In one respect in the Grand Court, there is a bit of good news with 99 indictments disposed of last year (6 of those still pending sentence), and again, despite the COVID-19 shutdown. Combining the 108 indictments carried forward from 2019 with the 79 new indictments filed last year, this has resulted in a reduced number of 88, carried over into this year, 2021.
88 indictments, each a serious case, is nonetheless a daunting number of pending cases and the challenge they present when taken with the new cases which are constantly being filed, is still, I regret to report not being properly confronted.

Of the 88 pending cases, 22 of them involve defendants who have been in prison while awaiting trial.

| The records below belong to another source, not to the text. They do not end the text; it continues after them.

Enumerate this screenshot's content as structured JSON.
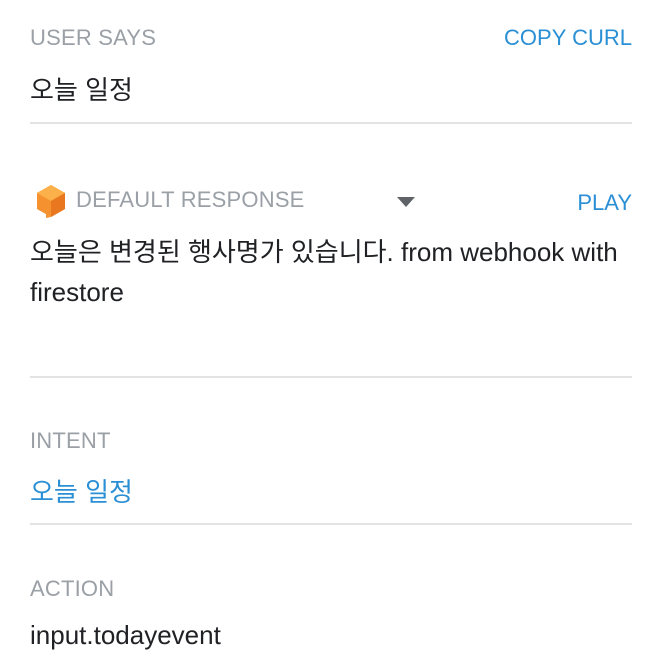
{
  "user_says": {
    "label": "USER SAYS",
    "copy_curl_label": "COPY CURL",
    "text": "오늘 일정"
  },
  "default_response": {
    "icon": "dialogflow-agent-icon",
    "label": "DEFAULT RESPONSE",
    "play_label": "PLAY",
    "text": "오늘은 변경된 행사명가 있습니다. from webhook with firestore"
  },
  "intent": {
    "label": "INTENT",
    "value": "오늘 일정"
  },
  "action": {
    "label": "ACTION",
    "value": "input.todayevent"
  },
  "colors": {
    "accent": "#2a8fd4",
    "label": "#9aa0a6",
    "text": "#202124",
    "icon_orange": "#f5922f",
    "divider": "#e3e3e3"
  }
}
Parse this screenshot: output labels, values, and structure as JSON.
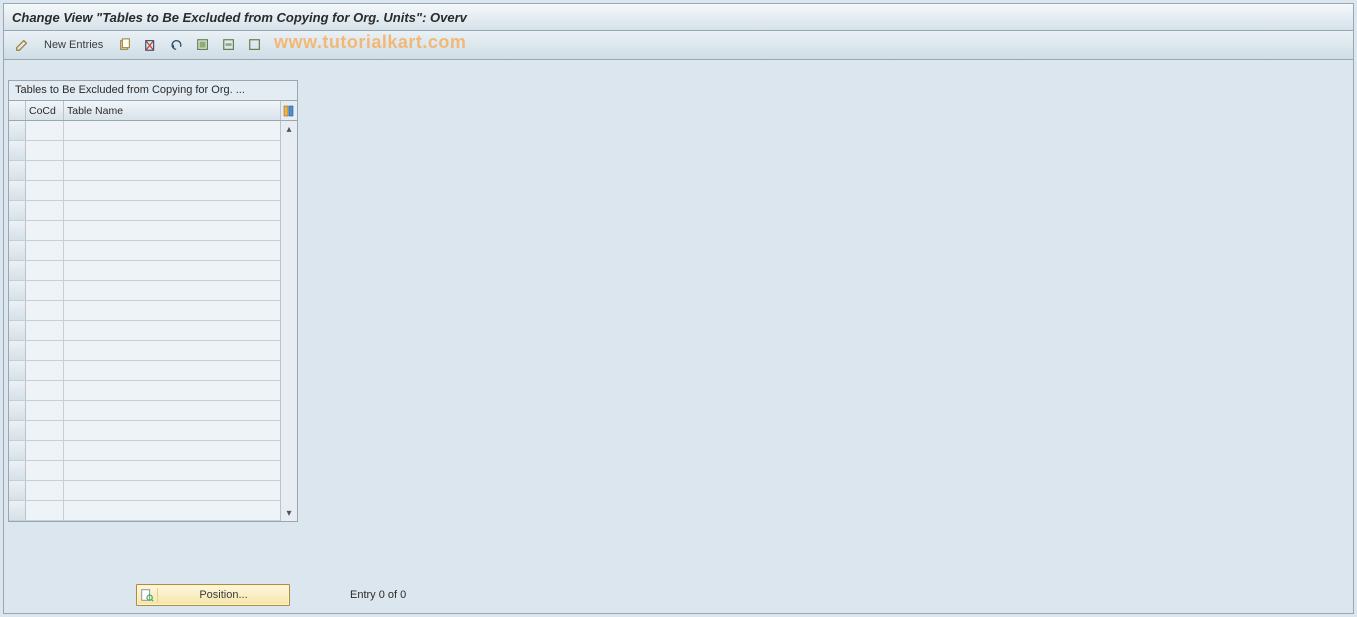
{
  "window": {
    "title": "Change View \"Tables to Be Excluded from Copying for Org. Units\": Overv"
  },
  "toolbar": {
    "display_change_tooltip": "Display/Change",
    "new_entries_label": "New Entries",
    "copy_tooltip": "Copy As...",
    "delete_tooltip": "Delete",
    "undo_tooltip": "Undo Change",
    "select_all_tooltip": "Select All",
    "select_block_tooltip": "Select Block",
    "deselect_all_tooltip": "Deselect All"
  },
  "watermark": "www.tutorialkart.com",
  "grid": {
    "caption": "Tables to Be Excluded from Copying for Org. ...",
    "columns": {
      "selector": "",
      "cocd": "CoCd",
      "table_name": "Table Name",
      "configure_tooltip": "Configure"
    },
    "rows": [
      {
        "cocd": "",
        "table_name": ""
      },
      {
        "cocd": "",
        "table_name": ""
      },
      {
        "cocd": "",
        "table_name": ""
      },
      {
        "cocd": "",
        "table_name": ""
      },
      {
        "cocd": "",
        "table_name": ""
      },
      {
        "cocd": "",
        "table_name": ""
      },
      {
        "cocd": "",
        "table_name": ""
      },
      {
        "cocd": "",
        "table_name": ""
      },
      {
        "cocd": "",
        "table_name": ""
      },
      {
        "cocd": "",
        "table_name": ""
      },
      {
        "cocd": "",
        "table_name": ""
      },
      {
        "cocd": "",
        "table_name": ""
      },
      {
        "cocd": "",
        "table_name": ""
      },
      {
        "cocd": "",
        "table_name": ""
      },
      {
        "cocd": "",
        "table_name": ""
      },
      {
        "cocd": "",
        "table_name": ""
      },
      {
        "cocd": "",
        "table_name": ""
      },
      {
        "cocd": "",
        "table_name": ""
      },
      {
        "cocd": "",
        "table_name": ""
      },
      {
        "cocd": "",
        "table_name": ""
      }
    ]
  },
  "footer": {
    "position_label": "Position...",
    "entry_text": "Entry 0 of 0"
  }
}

In one case, the worst example, the defendant has been in custody since 2017, although she is awaiting a retrial. Of the others, 4 have been in custody pending trial since 2019 and all of the remaining 17 have been in custody since 2020, 3 since early January 2020. What this means is that already at the start of this year, there are many persons in prison awaiting trial, several of them for longer than the 6 month period, which is the longest time allowed by the international standards for the provision of a timely trial.

And so, despite our best efforts during the COVID-19 shutdown, including being the first court in the region to resume jury trials at beginning of July, I must renew my call yet again this year for more court rooms.

Even while we await the approval of the project for the building of a new court house, the project for the installation of two court rooms in the building acquired from Scotiabank in 2018 must be at the top of Government’s priorities this year and I urge the Governor, the Premier and their colleagues of Cabinet to ensure that this happens.

Again, I confirm that the problem is not lack of judicial capacity. Nor, is it the lack of defence counsel, because arrangements can surely be made to enlist more lawyers, even if only on a temporary basis. The problem is the lack of court rooms in which to try these serious and often very sensitive and involved cases.

Just this past Monday, I was told that although the outfitting of the building for the two courtrooms will involve only internal works, this project cannot begin until summer this year. I am sure you will all agree that this is unacceptable, faced as we are with the prospect of denying persons their constitutional right to a timely trial.

In the Summary Courts, on the criminal side, the situation continues to be just as unsatisfactory and for the same reasons, the lack of courts.
While the Magistrates and their support staff worked as assiduously as ever throughout the year, disposing of 1393 criminal charges, 1689 charges are currently pending trial.

This kind of backlog cannot be overcome without additional courtrooms. As I remind each year, the Magistrates find themselves in the unenviable and often embarrassing situation of having to vie against the Grand Court and when it is in session, against the Court of Appeal as well, for courtrooms, with the inevitable result that the Summary Criminal cases are relegated in a manner that is equality antithetical to any notion of timely justice.

That I am afraid, is the only appropriate note on which to end the report this year on criminal case disposal.

The situation on the civil side, especially with the FSD, is rather more encouraging with, as you have heard, the very large number of judgments rendered last year, again despite the shutdown.

Also, in the Family Divisions, there is good news with the mediation program having been put on a formal footing and managed by the Mediation Coordinator. 68 divorce cases were successfully mediated.

As usual, the Chief Magistrate’s report generally on the business of the Summary Courts will be published along with my report, as part of the formal publication to come.

In closing, I thank the Commissioner and his men and women on parade for their usual resplendent turn out and symbolic expression of support for the rule of law and the administration of justice

I thank you all for being here and wish for you all and your families, all the very best for 2021.

I invite you to stay behind for the usual refreshments before returning to the business of the day.

Hon Anthony Smellie Chief Justice 13 January 2021.